We present new observations made with the IRAM 30 m telescope of the J=1 - 0 and 3 - 2 lines of HCN and HCO+ used to probe the dense molecular gas content in a sample of 17 local luminous and ultraluminous infrared galaxies (LIRGs and ULIRGs). These observations have allowed us to derive an updated version of the power law describing the correlation between the FIR luminosity (L-FIR) and the HCN(1 - 0) luminosity (LHCN(1 - 0)') of local and high-redshift galaxies. We present the first clear observational evidence that the star formation efficiency of the dense gas (SFEdense), measured as the L-FIR/LHCN(1 - 0)' ratio, is significantly higher in LIRGs and ULIRGs than in normal galaxies, a result that has also been found recently in high-redshift galaxies. This may imply a statistically significant turn upward in the Kennicutt-Schmidt law derived for the dense gas at L-FIR >= 10(11) L-circle dot.

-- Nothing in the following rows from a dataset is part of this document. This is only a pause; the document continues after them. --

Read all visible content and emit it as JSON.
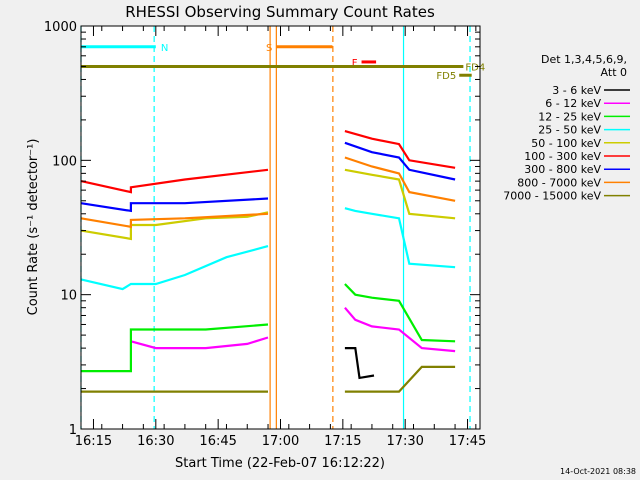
{
  "chart_data": {
    "type": "line",
    "title": "RHESSI Observing Summary Count Rates",
    "xlabel": "Start Time (22-Feb-07 16:12:22)",
    "ylabel": "Count Rate (s⁻¹ detector⁻¹)",
    "y_scale": "log",
    "ylim": [
      1,
      1000
    ],
    "xlim_minutes_from_1612": [
      0,
      96
    ],
    "x_ticks": [
      {
        "label": "16:15",
        "t": 3
      },
      {
        "label": "16:30",
        "t": 18
      },
      {
        "label": "16:45",
        "t": 33
      },
      {
        "label": "17:00",
        "t": 48
      },
      {
        "label": "17:15",
        "t": 63
      },
      {
        "label": "17:30",
        "t": 78
      },
      {
        "label": "17:45",
        "t": 93
      }
    ],
    "y_ticks": [
      {
        "label": "1",
        "v": 1
      },
      {
        "label": "10",
        "v": 10
      },
      {
        "label": "100",
        "v": 100
      },
      {
        "label": "1000",
        "v": 1000
      }
    ],
    "legend_header": [
      "Det 1,3,4,5,6,9,",
      "Att 0"
    ],
    "series": [
      {
        "name": "3 - 6 keV",
        "color": "#000000",
        "segments": [
          [
            [
              63.5,
              4
            ],
            [
              66,
              4
            ],
            [
              67,
              2.4
            ],
            [
              70.5,
              2.5
            ]
          ]
        ]
      },
      {
        "name": "6 - 12 keV",
        "color": "#ff00ff",
        "segments": [
          [
            [
              12,
              4.5
            ],
            [
              18,
              4
            ],
            [
              20,
              4
            ],
            [
              30,
              4
            ],
            [
              40,
              4.3
            ],
            [
              45,
              4.8
            ]
          ],
          [
            [
              63.5,
              8
            ],
            [
              66,
              6.5
            ],
            [
              70,
              5.8
            ],
            [
              76.5,
              5.5
            ],
            [
              82,
              4
            ],
            [
              90,
              3.8
            ]
          ]
        ]
      },
      {
        "name": "12 - 25 keV",
        "color": "#00ee00",
        "segments": [
          [
            [
              0,
              2.7
            ],
            [
              12,
              2.7
            ],
            [
              12,
              5.5
            ],
            [
              30,
              5.5
            ],
            [
              45,
              6
            ]
          ],
          [
            [
              63.5,
              12
            ],
            [
              66,
              10
            ],
            [
              70,
              9.5
            ],
            [
              76.5,
              9
            ],
            [
              82,
              4.6
            ],
            [
              90,
              4.5
            ]
          ]
        ]
      },
      {
        "name": "25 - 50 keV",
        "color": "#00ffff",
        "segments": [
          [
            [
              0,
              13
            ],
            [
              10,
              11
            ],
            [
              12,
              12
            ],
            [
              18,
              12
            ],
            [
              25,
              14
            ],
            [
              35,
              19
            ],
            [
              45,
              23
            ]
          ],
          [
            [
              63.5,
              44
            ],
            [
              66,
              42
            ],
            [
              70,
              40
            ],
            [
              76.5,
              37
            ],
            [
              79,
              17
            ],
            [
              90,
              16
            ]
          ]
        ]
      },
      {
        "name": "50 - 100 keV",
        "color": "#cccc00",
        "segments": [
          [
            [
              0,
              30
            ],
            [
              12,
              26
            ],
            [
              12,
              33
            ],
            [
              18,
              33
            ],
            [
              30,
              37
            ],
            [
              40,
              38
            ],
            [
              45,
              41
            ]
          ],
          [
            [
              63.5,
              85
            ],
            [
              70,
              78
            ],
            [
              76.5,
              72
            ],
            [
              79,
              40
            ],
            [
              90,
              37
            ]
          ]
        ]
      },
      {
        "name": "100 - 300 keV",
        "color": "#ff0000",
        "segments": [
          [
            [
              0,
              70
            ],
            [
              12,
              58
            ],
            [
              12,
              63
            ],
            [
              25,
              72
            ],
            [
              45,
              85
            ]
          ],
          [
            [
              63.5,
              165
            ],
            [
              70,
              145
            ],
            [
              76.5,
              132
            ],
            [
              79,
              100
            ],
            [
              90,
              88
            ]
          ]
        ]
      },
      {
        "name": "300 - 800 keV",
        "color": "#0000ff",
        "segments": [
          [
            [
              0,
              48
            ],
            [
              12,
              42
            ],
            [
              12,
              48
            ],
            [
              25,
              48
            ],
            [
              45,
              52
            ]
          ],
          [
            [
              63.5,
              135
            ],
            [
              70,
              115
            ],
            [
              76.5,
              105
            ],
            [
              79,
              85
            ],
            [
              90,
              72
            ]
          ]
        ]
      },
      {
        "name": "800 - 7000 keV",
        "color": "#ff8000",
        "segments": [
          [
            [
              0,
              37
            ],
            [
              12,
              32
            ],
            [
              12,
              36
            ],
            [
              25,
              37
            ],
            [
              45,
              40
            ]
          ],
          [
            [
              63.5,
              105
            ],
            [
              70,
              90
            ],
            [
              76.5,
              80
            ],
            [
              79,
              58
            ],
            [
              90,
              50
            ]
          ]
        ]
      },
      {
        "name": "7000 - 15000 keV",
        "color": "#808000",
        "segments": [
          [
            [
              0,
              1.9
            ],
            [
              45,
              1.9
            ]
          ],
          [
            [
              63.5,
              1.9
            ],
            [
              76.5,
              1.9
            ],
            [
              82,
              2.9
            ],
            [
              90,
              2.9
            ]
          ]
        ]
      }
    ],
    "flag_bars": [
      {
        "label": "N",
        "color": "#00ffff",
        "segments": [
          [
            0,
            18
          ]
        ]
      },
      {
        "label": "S",
        "color": "#ff8000",
        "segments": [
          [
            47,
            60.5
          ]
        ]
      },
      {
        "label": "F",
        "color": "#ff0000",
        "segments": [
          [
            67.5,
            71
          ]
        ]
      },
      {
        "label": "FD4",
        "color": "#808000",
        "segments": [
          [
            0,
            92
          ]
        ]
      },
      {
        "label": "FD5",
        "color": "#808000",
        "segments": [
          [
            91,
            94
          ]
        ]
      }
    ],
    "marker_lines": [
      {
        "t": 0,
        "color": "#00ffff",
        "style": "dashed"
      },
      {
        "t": 17.6,
        "color": "#00ffff",
        "style": "dashed"
      },
      {
        "t": 45.5,
        "color": "#ff8000",
        "style": "solid"
      },
      {
        "t": 47,
        "color": "#ff8000",
        "style": "solid"
      },
      {
        "t": 60.6,
        "color": "#ff8000",
        "style": "dashed"
      },
      {
        "t": 77.6,
        "color": "#00ffff",
        "style": "solid"
      },
      {
        "t": 93.6,
        "color": "#00ffff",
        "style": "dashed"
      }
    ]
  },
  "timestamp": "14-Oct-2021 08:38"
}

We used a one-phase large velocity gradient (LVG) radiative transfer code to fit the three independent line ratios derived from our observations. The results of this analysis indicate that the [HCN]/[HCO+] abundance ratios could be up to one order of magnitude higher than normal in a significant number of the LIRGs and ULIRGs in our sample. An overabundance of HCN at high LFIR implies that the reported trend in the L-FIR/L-HCN' ratio as a function of LFIR would be underestimating a potentially more dramatic change of the SFEdense. Results obtained with two-phase LVG models corroborate that the LHCN(1 - 0)'-to-M-dense conversion factor must be lowered at high L-FIR. We discuss the implications of these findings for the use of HCN as a tracer of the dense molecular gas in local and high-redshift luminous infrared galaxies.